Présidé par Jacques de Larosière, ancien gouverneur de la Banque de France et ancien directeur général du Fonds monétaire international, ce comité de "sages" comprend, sur huit membres, quatre
qui sont directement impliqués dans la crise financière par leurs fonctions dans les groupes bancaires : Rainer Masera (Lehman Brothers), Otmar Issing (Goldman Sachs), Jacques de Larosière
(BNP Paribas) et Onno Ruding (CitiGroup). Le cinquième, Callum McCarthy, a présidé l'Autorité des services financiers britannique, dont le laxisme dans le contrôle des milieux financiers est
notoire. Le sixième, Leszek Balcerowicz est surtout connu pour s'opposer à toute régulation.

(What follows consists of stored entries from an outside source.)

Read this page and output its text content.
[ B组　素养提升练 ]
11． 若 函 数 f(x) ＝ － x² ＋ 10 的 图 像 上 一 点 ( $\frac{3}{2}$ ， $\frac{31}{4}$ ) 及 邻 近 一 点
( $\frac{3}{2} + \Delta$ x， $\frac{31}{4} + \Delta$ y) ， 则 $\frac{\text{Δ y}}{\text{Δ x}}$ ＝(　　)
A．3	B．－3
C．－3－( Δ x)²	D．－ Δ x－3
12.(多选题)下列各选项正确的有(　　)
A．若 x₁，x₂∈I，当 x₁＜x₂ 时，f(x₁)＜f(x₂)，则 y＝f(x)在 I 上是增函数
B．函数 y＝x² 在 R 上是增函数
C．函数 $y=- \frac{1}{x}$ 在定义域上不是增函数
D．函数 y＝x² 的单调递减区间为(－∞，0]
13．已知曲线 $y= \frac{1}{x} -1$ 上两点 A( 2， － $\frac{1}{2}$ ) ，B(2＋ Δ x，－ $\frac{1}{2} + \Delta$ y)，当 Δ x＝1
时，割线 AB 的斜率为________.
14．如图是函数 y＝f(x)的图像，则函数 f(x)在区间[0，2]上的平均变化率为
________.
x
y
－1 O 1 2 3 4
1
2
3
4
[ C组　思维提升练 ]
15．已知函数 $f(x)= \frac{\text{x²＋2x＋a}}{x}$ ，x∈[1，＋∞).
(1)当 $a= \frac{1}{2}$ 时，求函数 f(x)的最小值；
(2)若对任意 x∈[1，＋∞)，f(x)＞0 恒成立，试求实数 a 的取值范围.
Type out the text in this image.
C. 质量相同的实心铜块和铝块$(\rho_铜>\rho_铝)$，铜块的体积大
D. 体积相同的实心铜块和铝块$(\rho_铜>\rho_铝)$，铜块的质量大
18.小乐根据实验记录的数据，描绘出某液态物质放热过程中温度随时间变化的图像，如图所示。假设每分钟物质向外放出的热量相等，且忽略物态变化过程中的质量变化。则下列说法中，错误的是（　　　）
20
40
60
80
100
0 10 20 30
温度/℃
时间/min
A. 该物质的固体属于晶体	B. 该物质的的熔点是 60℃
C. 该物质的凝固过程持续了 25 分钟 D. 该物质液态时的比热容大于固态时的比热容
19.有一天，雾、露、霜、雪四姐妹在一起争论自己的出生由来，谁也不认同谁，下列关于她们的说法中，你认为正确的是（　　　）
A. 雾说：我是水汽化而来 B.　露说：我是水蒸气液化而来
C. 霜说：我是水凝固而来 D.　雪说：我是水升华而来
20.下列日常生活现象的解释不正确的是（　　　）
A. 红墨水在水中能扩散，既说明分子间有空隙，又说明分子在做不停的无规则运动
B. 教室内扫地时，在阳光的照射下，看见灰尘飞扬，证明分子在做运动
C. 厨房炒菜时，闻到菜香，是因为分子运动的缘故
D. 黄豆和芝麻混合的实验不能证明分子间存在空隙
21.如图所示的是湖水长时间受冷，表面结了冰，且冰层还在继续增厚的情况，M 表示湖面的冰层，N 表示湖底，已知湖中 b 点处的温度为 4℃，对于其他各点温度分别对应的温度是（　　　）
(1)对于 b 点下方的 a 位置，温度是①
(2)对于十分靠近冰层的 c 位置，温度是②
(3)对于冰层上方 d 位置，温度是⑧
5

Demander leur avis à certains de ceux qui sont responsables de la crise est symptomatique de cette volonté politique de ne pas y porter remède réellement : non seulement, cet épisode montre
que l'Union européenne fonctionne d'une manière opaque et antidémocratique, mais encore que le système ne compte pas se réformer seul et ne le fera pas spontanément. À l'heure de l'aggravation
constante de la crise, de la succession de "plans de sauvetage" toujours plus colossaux les uns que les autres et visiblement toujours aussi inefficaces, Attac rappelle que la crise que nous
traversons est systémique, qu'elle est en même temps sociale, environnementale, alimentaire et pas seulement financière, et que seules des mesures radicales pourront permettre d'en sortir.
Attac France produira, avant le prochain G20, deux rapports sur les paradis fiscaux et les taxes globales.